Still, it is funny. No matter how much you kick ass, there comes a day when the ass kicks you. Maybe that’s what happened to our former table captain. In the end, the system got the best of him too. He was busy looting our share of oily chips and chickens and soup for a while. I guess there was enough oil to cost him unstoppable diarrhoea, two weeks of bed rest, and then later, he had to renounce the captaincy. After he was gone, we enjoyed full rations for a few days, until a new dominion began.
Back home, while I had it all, I never learnt what money, time and freedom were. In here, pocket money doesn’t come easy. An Orangeball or Lactofun make for a banquet; a ten rupee note is a gold mine. You have to wait until the following Monday to get ten more. Or if you can impress Mr Khatri, maybe you could break the record set by the house captain and dig out more than forty. And time and freedom? You simply can’t ask for that. Routine keeps you running in a treadmill.
“James?...James?”
Thoughts dissolve in an instant when I hear somebody calling my name. I am still in the dayroom. It’s my turn for the money. “
“Do you need? Pocket money?” Mr Khatri is on the top of his lungs. I know the drill.
“Yes sir. Only ten.” As if I have other choices.
The dayroom smiles. A crispy ten rupee note lands in my night dress pocket. I move back to my desk.
I guess I’ve got the hang of it.
The system. It becomes predictable over time.

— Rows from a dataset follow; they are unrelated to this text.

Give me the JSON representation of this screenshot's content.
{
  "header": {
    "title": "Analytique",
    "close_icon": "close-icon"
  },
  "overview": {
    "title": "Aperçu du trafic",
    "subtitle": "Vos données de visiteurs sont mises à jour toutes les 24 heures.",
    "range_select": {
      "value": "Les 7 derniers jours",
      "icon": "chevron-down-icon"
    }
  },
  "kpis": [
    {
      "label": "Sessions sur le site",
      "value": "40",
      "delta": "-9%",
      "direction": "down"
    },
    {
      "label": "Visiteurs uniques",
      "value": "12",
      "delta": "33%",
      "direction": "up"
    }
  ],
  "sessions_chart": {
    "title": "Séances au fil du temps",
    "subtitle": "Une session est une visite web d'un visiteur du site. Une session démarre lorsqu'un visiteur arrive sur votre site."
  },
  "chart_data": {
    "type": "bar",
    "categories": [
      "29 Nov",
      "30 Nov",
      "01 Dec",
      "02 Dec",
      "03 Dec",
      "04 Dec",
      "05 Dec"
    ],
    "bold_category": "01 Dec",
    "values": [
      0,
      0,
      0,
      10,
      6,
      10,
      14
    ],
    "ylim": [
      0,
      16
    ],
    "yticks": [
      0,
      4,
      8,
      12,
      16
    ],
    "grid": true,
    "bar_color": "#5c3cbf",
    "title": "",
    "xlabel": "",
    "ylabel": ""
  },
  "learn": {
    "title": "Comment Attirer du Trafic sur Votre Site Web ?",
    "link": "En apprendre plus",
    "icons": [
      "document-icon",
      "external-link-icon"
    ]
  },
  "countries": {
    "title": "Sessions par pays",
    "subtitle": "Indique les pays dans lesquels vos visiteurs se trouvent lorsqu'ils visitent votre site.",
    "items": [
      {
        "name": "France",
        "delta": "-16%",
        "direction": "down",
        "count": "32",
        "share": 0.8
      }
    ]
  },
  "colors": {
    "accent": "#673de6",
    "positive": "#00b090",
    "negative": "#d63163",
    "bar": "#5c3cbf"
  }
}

Soon the bell will ring. Milk and biscuits will be served downstairs. People will make noises as soldiers do in wars, in local pubs, for a few drinks, as if they’ve never seen milk and biscuits before. We’ll make our beds, pull off the green bed sheets, unroll quilts and drop mosquito nets down. Mr Khatri will come for one last inspection. After everybody is in, the group captain will switch off the lights.
Then there will be darkness. No homework. No punishments.
No pocket money. No chits and no more quirks. Not a single obligation to fulfil. An unbroken stint of nine hours. Freedom.